Unfortunately, yes. For my network storage to perform efficient random
access to data, I need the block sizes fixed. I'm willing to trade off
inefficient torn block reads for the index and the log blocks/index,
but not the ref blocks.

> * What is the rationale for the footer? Is it important for the file
> to be written as a stream, as opposed to seeking back to the beginning
> of the file to add the index_size there?

Yes, my storage doesn't allow me to overwrite a prior section. Its
write-once. So I can't patch this data into the header.

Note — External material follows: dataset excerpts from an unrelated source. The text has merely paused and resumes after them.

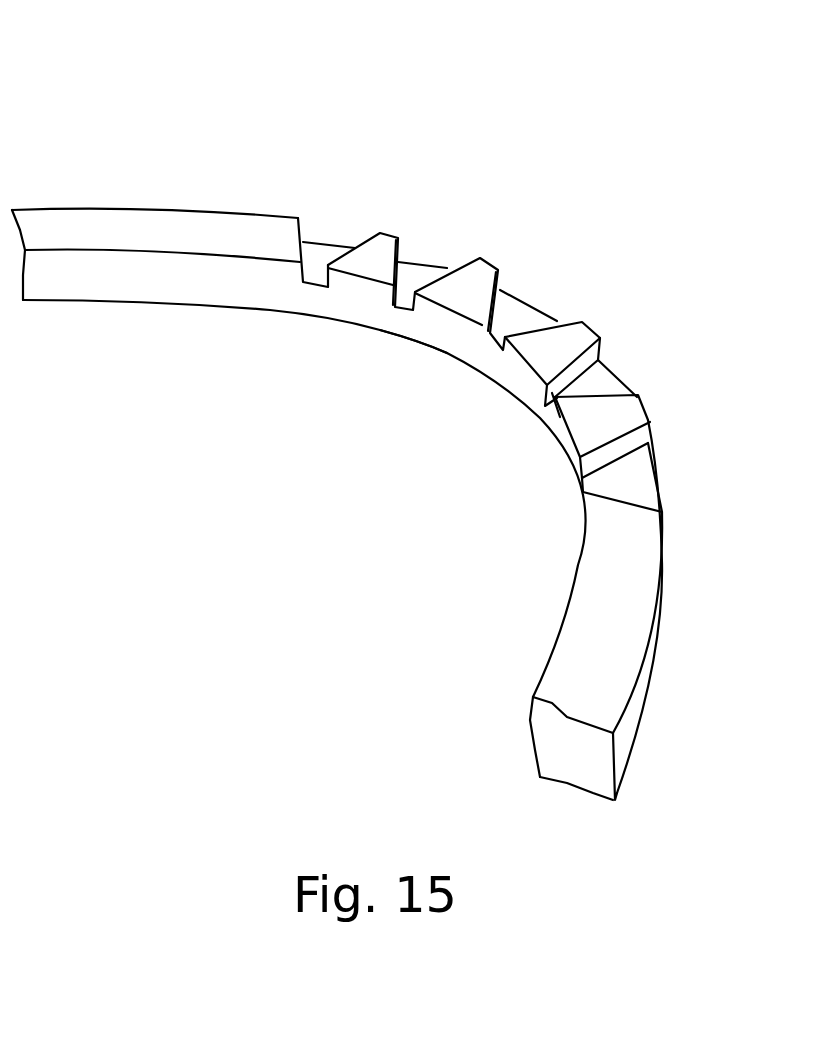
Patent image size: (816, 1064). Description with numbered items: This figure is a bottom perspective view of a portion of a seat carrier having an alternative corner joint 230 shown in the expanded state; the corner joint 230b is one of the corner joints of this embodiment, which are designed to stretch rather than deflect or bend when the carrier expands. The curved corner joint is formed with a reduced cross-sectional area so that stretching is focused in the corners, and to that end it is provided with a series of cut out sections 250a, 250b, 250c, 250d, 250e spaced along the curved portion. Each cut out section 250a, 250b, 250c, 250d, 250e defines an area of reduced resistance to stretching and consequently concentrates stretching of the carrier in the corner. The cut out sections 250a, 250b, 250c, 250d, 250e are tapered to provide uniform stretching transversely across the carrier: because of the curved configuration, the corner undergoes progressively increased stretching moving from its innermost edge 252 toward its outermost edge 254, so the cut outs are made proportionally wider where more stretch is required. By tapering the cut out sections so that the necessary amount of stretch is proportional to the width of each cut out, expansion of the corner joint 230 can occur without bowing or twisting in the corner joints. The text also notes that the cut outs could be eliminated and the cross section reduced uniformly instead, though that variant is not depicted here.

The corner joint 230 is at (525, 145).
The corner joint 230b is at (553, 322).
The cut out section 250a is at (315, 255).
The cut out section 250b is at (418, 273).
The cut out section 250c is at (515, 320).
The cut out section 250d is at (600, 385).
The cut out section 250e is at (637, 483).
The innermost edge 252 is at (445, 332).
The outermost edge 254 is at (450, 268).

> The CRC, I suppose, is meant
> to make it possible to detect a file that has been truncated
> accidentally?

Correct, or that the file footer is somehow otherwise damaged, or that
the file was accidentally appended to and now the footer location no
longer contains footer bits.

> 2. The stacking of multiple reftable files together
> * I like the ideas later in the thread to have a file of pointers to
> the files that make up the stack. (I think of it as a "table of
> contents"). I think without it there will be unavoidable races
> involving readdir().

I do too. Its a fantastic idea I am going to steal from Peff and work
into this document and implementation.

> * The spec should describe the protocol for reading references. The
> only interesting thing here is that
> * I think that geometric repacking of reftable files will be essential
> to performance for very active repositories with many references, and
> that the steady state of such a repository will involve O(lg N)
> retable files.
> * I would like to propose adding another design goal: that reference
> repacking can be done without blocking other *writers* (let alone
> readers, obviously). I think that something like this could work:
>   I think that this algorithm would allow reference updates to
> continue while the repack is happening, and would even allow reftables
> higher or lower in the stack than B and C to be repacked at the same
> time (though maybe that won't be necessary).

I agree, this is clever. I'll work that into the document. Thank you.

> * A very frequent operation will be to read a single reference. This
> could get expensive if a reftable stack grows deep, because every
> single reftable might have to be inspected. One way to reduce this
> cost might be to store a bloom filter in large reftable files. This
> could allow a quick determination that the file doesn't contain the
> reference being sought.

Yes, of course. But I'm torn on that premise. My gut theory says most
references that are read individually were/are recently modified. Thus
they should be higher in the reftable stack, and a reader will
terminate with its result. Its only the not-founds that will have a
penalty of reaching the base of the stack.

I'd also really like to see repositories holding stacks <4 deep, not
32 deep. If we can get the compaction working well, we should be able
to see most repositories with 1 large base file, 1 medium-ish
compaction, 2 recent updates.

At $DAY_JOB we can do this successfully with pack files, which are
larger and more costly to combine than reftable. I think we can get
reftable to do support a reasonable stack depth.

> I haven't reviewed your proposal for storing reflogs in reftables in
> any detail, though I must say that my first reaction is surprise that
> you want to store reflogs (which are mostly immutable, rarely read,
> and can be an order of magnitude bigger) in the same files as
> references.

reftable compressed 87,393 references into 3M, and a year's worth of
their log updates into another 4M. Keeping them together actually
simplifies a lot of nasty corner cases in Git.

D/F conflicts ("refs/heads/foo", "refs/heads/foo/bar") go away, but
assuming we continue to reject these to protect existing clients, we
can also still retain logs for deleted names that were cleared out.

Logs can be written in the same atomic filesystem operation as the
refs are mutated, avoiding any skew about the log being dropped or
logged early. Logs are now searchable in reverse time order, which
accelerates log queries.

I really think its worth storing the logs inside the reftable. I'm
pretty sold on that part of the design at this point. There are many
advantages, and I've been able to sufficiently push off the downsides
by storing the logs in a separate region of the reftable.